Being able to keep a teaching job he loves at a school located about a quarter-mile from the Catholic Cen­tral campus was a factor in Sinawi’s decision to accept the Catholic Cen­tral coaching offer.

“I’m a teacher first,” he said. “That’s my passion.”

Babiarz said the fact that Sinawi is happy teaching at Novi Middle School was a “big deal” in the deci­sion to hire him.

While Sinawi loves his teaching job and students and remains a huge fan of Novi High School athletics, he said coaching Novi boys basket­ball had its frustrations.

“It’s important that everyone is on the same page at all three levels of a boys basketball program,” he said. “I’ll have that at Catholic Central.”

Sinawi’s sudden departure as coach hasn’t been universally ac­cepted in the Novi community.

“I can’t control some people’s perceptions of why I left and their negative comments,” he said. “The majority of people I know have been supportive of my decision.”

Novi School District Athletic Director Brian Gordon told home­ that Sinawi “certainly worked extremely hard, and, for that, we thank him. We also thank him for everything he’s done for the kids here in Novi and wish him the best of luck as he embarks on a new en­deavor at Catholic Central.”
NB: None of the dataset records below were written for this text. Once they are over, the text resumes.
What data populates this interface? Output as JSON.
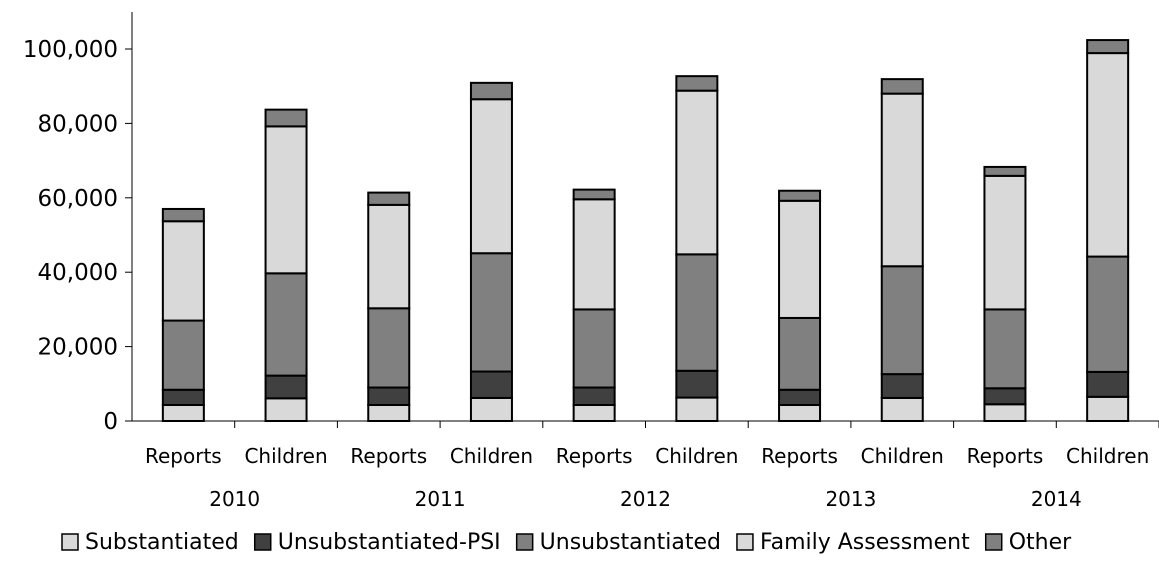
{
  "chart_data": {
    "type": "bar",
    "stacked": true,
    "ylim": [
      0,
      100000
    ],
    "yticks": [
      0,
      20000,
      40000,
      60000,
      80000,
      100000
    ],
    "ytick_labels": [
      "0",
      "20,000",
      "40,000",
      "60,000",
      "80,000",
      "100,000"
    ],
    "grid": false,
    "legend_position": "bottom",
    "groups": [
      "2010",
      "2011",
      "2012",
      "2013",
      "2014"
    ],
    "categories": [
      "Reports",
      "Children",
      "Reports",
      "Children",
      "Reports",
      "Children",
      "Reports",
      "Children",
      "Reports",
      "Children"
    ],
    "series": [
      {
        "name": "Substantiated",
        "color": "#d9d9d9",
        "values": [
          4300,
          6100,
          4300,
          6200,
          4300,
          6300,
          4300,
          6200,
          4500,
          6500
        ]
      },
      {
        "name": "Unsubstantiated-PSI",
        "color": "#404040",
        "values": [
          4100,
          6100,
          4700,
          7100,
          4700,
          7200,
          4100,
          6400,
          4300,
          6700
        ]
      },
      {
        "name": "Unsubstantiated",
        "color": "#808080",
        "values": [
          18600,
          27500,
          21300,
          31800,
          21000,
          31300,
          19300,
          29000,
          21200,
          31000
        ]
      },
      {
        "name": "Family Assessment",
        "color": "#d9d9d9",
        "values": [
          26700,
          39500,
          27800,
          41400,
          29600,
          44000,
          31500,
          46400,
          35900,
          54700
        ]
      },
      {
        "name": "Other",
        "color": "#808080",
        "values": [
          3300,
          4500,
          3300,
          4400,
          2600,
          3900,
          2700,
          3900,
          2400,
          3500
        ]
      }
    ]
  }
}
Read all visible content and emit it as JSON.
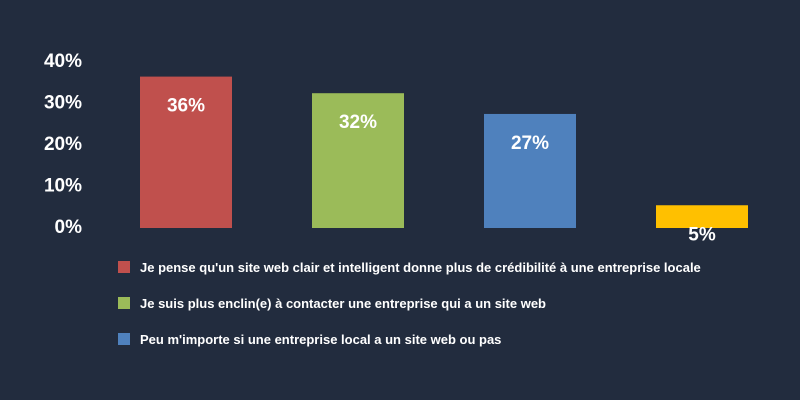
{
  "colors": {
    "background": "#222c3e",
    "text": "#ffffff"
  },
  "chart_data": {
    "type": "bar",
    "title": "",
    "xlabel": "",
    "ylabel": "",
    "ylim": [
      0,
      40
    ],
    "yticks": [
      0,
      10,
      20,
      30,
      40
    ],
    "ytick_labels": [
      "0%",
      "10%",
      "20%",
      "30%",
      "40%"
    ],
    "grid": false,
    "legend_position": "bottom",
    "categories": [
      "Je pense qu'un site web clair et intelligent donne plus de crédibilité à une entreprise locale",
      "Je suis plus enclin(e) à contacter une entreprise qui a un site web",
      "Peu m'importe si une entreprise local a un site web ou pas",
      ""
    ],
    "values": [
      36,
      32,
      27,
      5
    ],
    "data_labels": [
      "36%",
      "32%",
      "27%",
      "5%"
    ],
    "bar_colors": [
      "#c0504d",
      "#9bbb59",
      "#4f81bd",
      "#ffc000"
    ]
  },
  "legend": {
    "items": [
      {
        "label": "Je pense qu'un site web clair et intelligent donne plus de crédibilité à une entreprise locale",
        "color": "#c0504d"
      },
      {
        "label": "Je suis plus enclin(e) à contacter une entreprise qui a un site web",
        "color": "#9bbb59"
      },
      {
        "label": "Peu m'importe si une entreprise local a un site web ou pas",
        "color": "#4f81bd"
      }
    ]
  }
}
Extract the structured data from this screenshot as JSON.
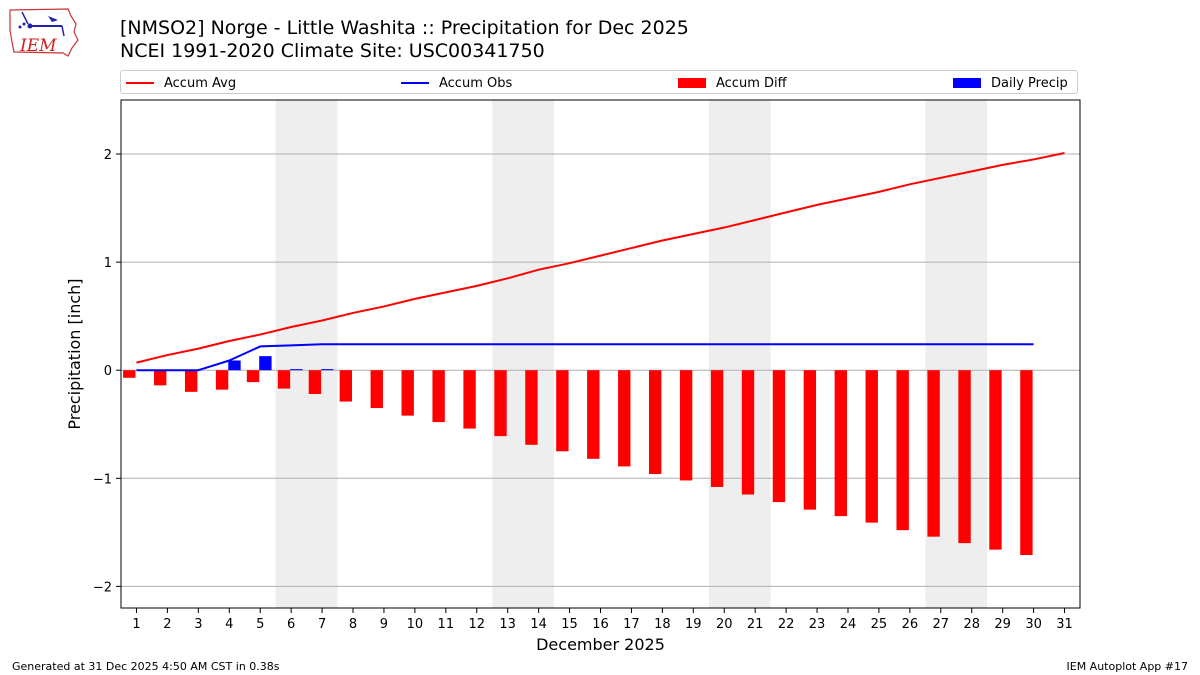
{
  "header": {
    "title_line1": "[NMSO2] Norge - Little Washita :: Precipitation for Dec 2025",
    "title_line2": "NCEI 1991-2020 Climate Site: USC00341750"
  },
  "logo": {
    "text": "IEM",
    "icon": "iowa-state-map-logo-icon"
  },
  "footer": {
    "left": "Generated at 31 Dec 2025 4:50 AM CST in 0.38s",
    "right": "IEM Autoplot App #17"
  },
  "chart_data": {
    "type": "bar",
    "xlabel": "December 2025",
    "ylabel": "Precipitation [inch]",
    "ylim": [
      -2.2,
      2.5
    ],
    "xlim": [
      0.5,
      31.5
    ],
    "yticks": [
      -2,
      -1,
      0,
      1,
      2
    ],
    "ytick_labels": [
      "−2",
      "−1",
      "0",
      "1",
      "2"
    ],
    "days": [
      1,
      2,
      3,
      4,
      5,
      6,
      7,
      8,
      9,
      10,
      11,
      12,
      13,
      14,
      15,
      16,
      17,
      18,
      19,
      20,
      21,
      22,
      23,
      24,
      25,
      26,
      27,
      28,
      29,
      30,
      31
    ],
    "grid": "horizontal",
    "weekend_shading": [
      [
        6,
        7
      ],
      [
        13,
        14
      ],
      [
        20,
        21
      ],
      [
        27,
        28
      ]
    ],
    "legend_placement": "top",
    "series": [
      {
        "name": "Accum Avg",
        "kind": "line",
        "color": "#ff0000",
        "x": [
          1,
          2,
          3,
          4,
          5,
          6,
          7,
          8,
          9,
          10,
          11,
          12,
          13,
          14,
          15,
          16,
          17,
          18,
          19,
          20,
          21,
          22,
          23,
          24,
          25,
          26,
          27,
          28,
          29,
          30,
          31
        ],
        "values": [
          0.07,
          0.14,
          0.2,
          0.27,
          0.33,
          0.4,
          0.46,
          0.53,
          0.59,
          0.66,
          0.72,
          0.78,
          0.85,
          0.93,
          0.99,
          1.06,
          1.13,
          1.2,
          1.26,
          1.32,
          1.39,
          1.46,
          1.53,
          1.59,
          1.65,
          1.72,
          1.78,
          1.84,
          1.9,
          1.95,
          2.01
        ]
      },
      {
        "name": "Accum Obs",
        "kind": "line",
        "color": "#0000ff",
        "x": [
          1,
          2,
          3,
          4,
          5,
          6,
          7,
          8,
          9,
          10,
          11,
          12,
          13,
          14,
          15,
          16,
          17,
          18,
          19,
          20,
          21,
          22,
          23,
          24,
          25,
          26,
          27,
          28,
          29,
          30
        ],
        "values": [
          0.0,
          0.0,
          0.0,
          0.09,
          0.22,
          0.23,
          0.24,
          0.24,
          0.24,
          0.24,
          0.24,
          0.24,
          0.24,
          0.24,
          0.24,
          0.24,
          0.24,
          0.24,
          0.24,
          0.24,
          0.24,
          0.24,
          0.24,
          0.24,
          0.24,
          0.24,
          0.24,
          0.24,
          0.24,
          0.24
        ]
      },
      {
        "name": "Accum Diff",
        "kind": "bar",
        "color": "#ff0000",
        "x": [
          1,
          2,
          3,
          4,
          5,
          6,
          7,
          8,
          9,
          10,
          11,
          12,
          13,
          14,
          15,
          16,
          17,
          18,
          19,
          20,
          21,
          22,
          23,
          24,
          25,
          26,
          27,
          28,
          29,
          30
        ],
        "values": [
          -0.07,
          -0.14,
          -0.2,
          -0.18,
          -0.11,
          -0.17,
          -0.22,
          -0.29,
          -0.35,
          -0.42,
          -0.48,
          -0.54,
          -0.61,
          -0.69,
          -0.75,
          -0.82,
          -0.89,
          -0.96,
          -1.02,
          -1.08,
          -1.15,
          -1.22,
          -1.29,
          -1.35,
          -1.41,
          -1.48,
          -1.54,
          -1.6,
          -1.66,
          -1.71
        ]
      },
      {
        "name": "Daily Precip",
        "kind": "bar",
        "color": "#0000ff",
        "x": [
          1,
          2,
          3,
          4,
          5,
          6,
          7,
          8,
          9,
          10,
          11,
          12,
          13,
          14,
          15,
          16,
          17,
          18,
          19,
          20,
          21,
          22,
          23,
          24,
          25,
          26,
          27,
          28,
          29,
          30
        ],
        "values": [
          0,
          0,
          0,
          0.09,
          0.13,
          0.01,
          0.01,
          0,
          0,
          0,
          0,
          0,
          0,
          0,
          0,
          0,
          0,
          0,
          0,
          0,
          0,
          0,
          0,
          0,
          0,
          0,
          0,
          0,
          0,
          0
        ]
      }
    ]
  }
}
Babiarz said the selection commit­tee at Catholic Central was impressed with Sinawi’s love for basketball.

“That’s why Brandon coaches with passion and while he loves his players, he holds them accountable,” he said. “His guys play with passion, and they play hard. If you do that, the wins will come. Brandon under­stands that high school sports are about the kids. This is their time.”
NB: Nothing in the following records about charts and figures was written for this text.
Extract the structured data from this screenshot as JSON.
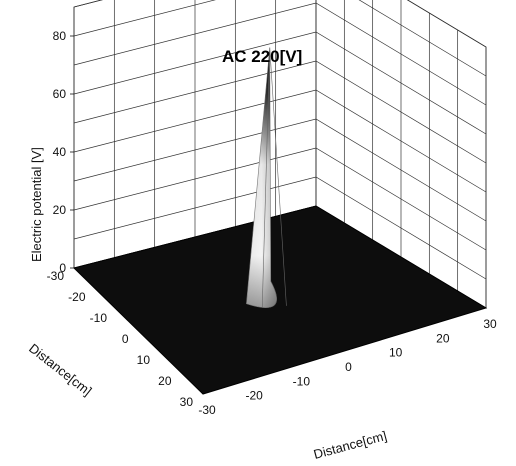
{
  "chart_data": {
    "type": "surface",
    "title": "AC 220[V]",
    "zlabel": "Electric potential [V]",
    "xlabel": "Distance[cm]",
    "ylabel": "Distance[cm]",
    "zlim": [
      0,
      90
    ],
    "z_ticks": [
      0,
      20,
      40,
      60,
      80
    ],
    "xlim": [
      -30,
      30
    ],
    "ylim": [
      -30,
      30
    ],
    "x_ticks": [
      -30,
      -20,
      -10,
      0,
      10,
      20,
      30
    ],
    "y_ticks": [
      -30,
      -20,
      -10,
      0,
      10,
      20,
      30
    ],
    "grid": true,
    "surface": {
      "baseline_potential": 0,
      "peak": {
        "x": 0,
        "y": 0,
        "value": 85
      },
      "peak_base_radius_cm": 6
    },
    "colors": {
      "plane": "#0d0d0d",
      "grid": "#222222",
      "cone_light": "#ffffff",
      "cone_dark": "#0a0a0a"
    }
  }
}
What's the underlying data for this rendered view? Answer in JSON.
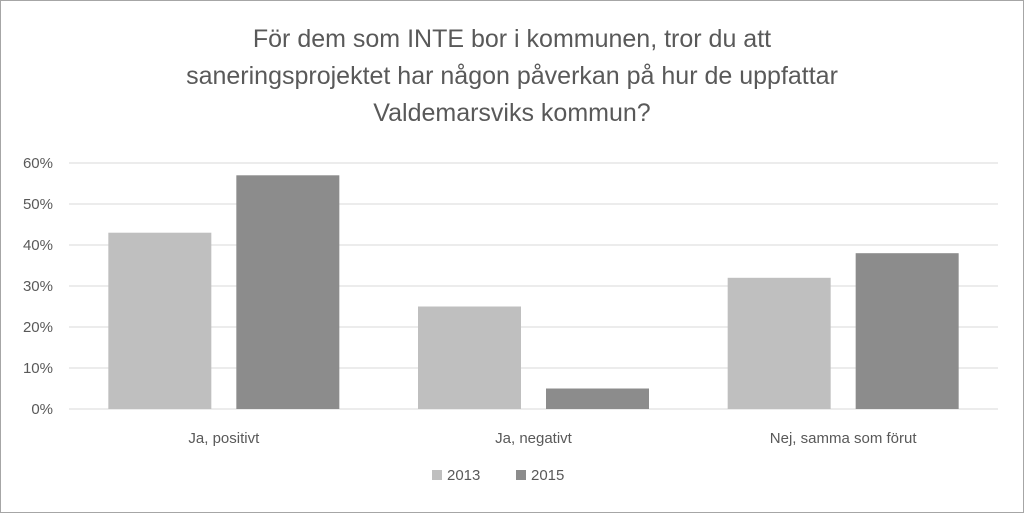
{
  "chart_data": {
    "type": "bar",
    "title_lines": [
      "För dem som INTE bor i kommunen, tror du att",
      "saneringsprojektet har någon påverkan på hur de uppfattar",
      "Valdemarsviks kommun?"
    ],
    "categories": [
      "Ja, positivt",
      "Ja, negativt",
      "Nej, samma som förut"
    ],
    "series": [
      {
        "name": "2013",
        "values": [
          0.43,
          0.25,
          0.32
        ],
        "color": "#bfbfbf"
      },
      {
        "name": "2015",
        "values": [
          0.57,
          0.05,
          0.38
        ],
        "color": "#8c8c8c"
      }
    ],
    "y_ticks": [
      "0%",
      "10%",
      "20%",
      "30%",
      "40%",
      "50%",
      "60%"
    ],
    "ylim": [
      0,
      0.6
    ],
    "grid": true,
    "legend_position": "bottom",
    "colors": {
      "grid": "#d9d9d9",
      "text": "#595959",
      "border": "#a6a6a6"
    }
  }
}
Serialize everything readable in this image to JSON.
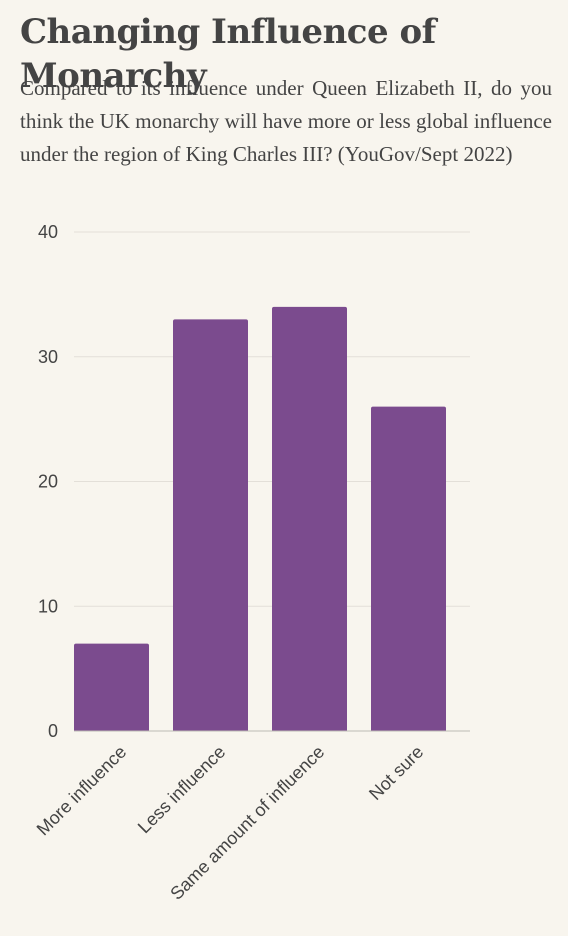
{
  "header": {
    "title": "Changing Influence of Monarchy",
    "subtitle": "Compared to its influence under Queen Elizabeth II, do you think the UK monarchy will have more or less global influence under the region of King Charles III? (YouGov/Sept 2022)"
  },
  "chart_data": {
    "type": "bar",
    "title": "Changing Influence of Monarchy",
    "subtitle": "Compared to its influence under Queen Elizabeth II, do you think the UK monarchy will have more or less global influence under the region of King Charles III? (YouGov/Sept 2022)",
    "categories": [
      "More influence",
      "Less influence",
      "Same amount of influence",
      "Not sure"
    ],
    "values": [
      7,
      33,
      34,
      26
    ],
    "xlabel": "",
    "ylabel": "",
    "ylim": [
      0,
      40
    ],
    "yticks": [
      0,
      10,
      20,
      30,
      40
    ],
    "grid": true,
    "legend": "none",
    "bar_color": "#7b4b8e",
    "grid_color": "#e3dfd8",
    "axis_color": "#bdbab4",
    "text_color": "#444444",
    "background": "#f8f5ee"
  }
}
Sinawi orchestrated a rapid reviv­al of Novi’s boys basketball program, which went 4-17 in the season before he arrived.

He went 63-33 in four seasons in charge of the Wildcats. In his final three years, his team won three district championships, made it to the regional finals twice and the state semifinals.
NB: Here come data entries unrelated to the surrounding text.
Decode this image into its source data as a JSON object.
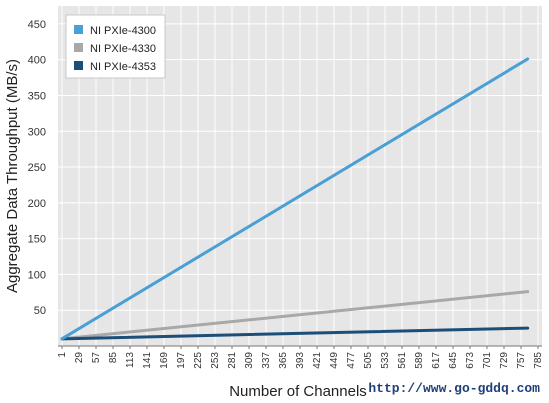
{
  "chart_data": {
    "type": "line",
    "title": "",
    "xlabel": "Number of Channels",
    "ylabel": "Aggregate Data Throughput (MB/s)",
    "ylim": [
      0,
      475
    ],
    "xlim": [
      1,
      785
    ],
    "yticks": [
      50,
      100,
      150,
      200,
      250,
      300,
      350,
      400,
      450
    ],
    "xticks": [
      1,
      29,
      57,
      85,
      113,
      141,
      169,
      197,
      225,
      253,
      281,
      309,
      337,
      365,
      393,
      421,
      449,
      477,
      505,
      533,
      561,
      589,
      617,
      645,
      673,
      701,
      729,
      757,
      785
    ],
    "grid": true,
    "legend": "top-left",
    "series": [
      {
        "name": "NI PXIe-4300",
        "color": "#4a9fd6",
        "x": [
          1,
          768
        ],
        "y": [
          10,
          401
        ]
      },
      {
        "name": "NI PXIe-4330",
        "color": "#a8a8a8",
        "x": [
          1,
          768
        ],
        "y": [
          10,
          76
        ]
      },
      {
        "name": "NI PXIe-4353",
        "color": "#1b4f7a",
        "x": [
          1,
          768
        ],
        "y": [
          10,
          25
        ]
      }
    ]
  },
  "watermark": "http://www.go-gddq.com"
}
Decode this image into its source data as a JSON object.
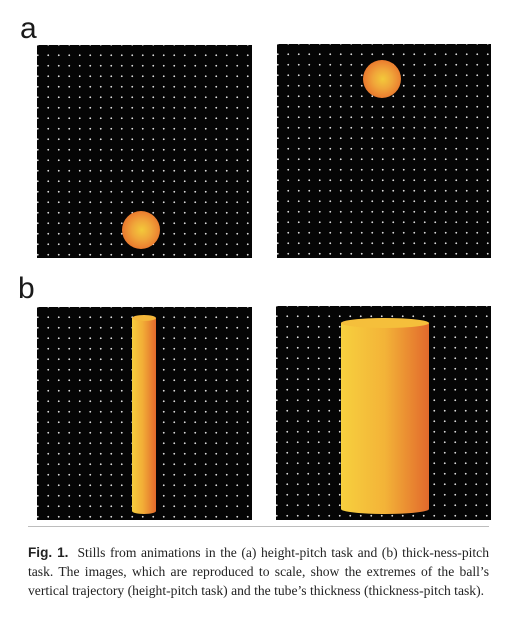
{
  "panels": {
    "a": {
      "letter": "a"
    },
    "b": {
      "letter": "b"
    }
  },
  "caption": {
    "lead": "Fig. 1.",
    "body": "Stills from animations in the (a) height-pitch task and (b) thick-ness-pitch task. The images, which are reproduced to scale, show the extremes of the ball’s vertical trajectory (height-pitch task) and the tube’s thickness (thickness-pitch task)."
  },
  "colors": {
    "background": "#050505",
    "dots": "#d9d9d9",
    "ball_center": "#f3c93a",
    "ball_edge": "#e2672a",
    "tube_light": "#f6c93c",
    "tube_dark": "#e26a2c"
  }
}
Novi won the first regional title in team history in March when the Wildcats defeated previously unbeat­en Ann Arbor Skyline.

Three of Novi’s six postseason wins en route to the state semifinals were by just two points, and all three nail-biting victories were achieved by a buzzer-beating shot.

Sinawi is replacing Bill Dyer, who resigned in April after being Catho­lic Central’s coach for 12 years and posting a 141-110 record, including 12-9 last year.

This isn’t the first time Sinawi has crossed coaching paths with Dyer.

Sinawi was on Dyer’s staff at Li­vonia Stevenson High School and he was Stevenson’s coach for four years (2010-2014) after Dyer had departed. Sinawi’s career coaching record is 93-56.

Chris Housey was hired last month as Novi’s new coach, replac­ing Sinawi.

Housey spent the last two seasons as coach at Grosse Pointe Univer­sity-Liggett High School. He’s in­herited a sizeable rebuilding job at Novi. Seven of the Wildcats’ eight players from last year graduated and the eighth player has transferred to Detroit Renaissance.

Catholic Central lost four players to graduation and several key players are back.

Sinawi graduated from Farming­ton Hills Harrison High School in 1999. He was on the boys basketball team there for two years.

He earned a bachelor’s degree in physical education and health from Eastern Michigan University in 2009 and a master’s degree in educational leadership from the University of Michigan-Dearborn in 2015.

He and his wife Suzanne celebrat­ed their 10th anniversary May 24. They have identical 6-year-old twin sons Jackson and Jude.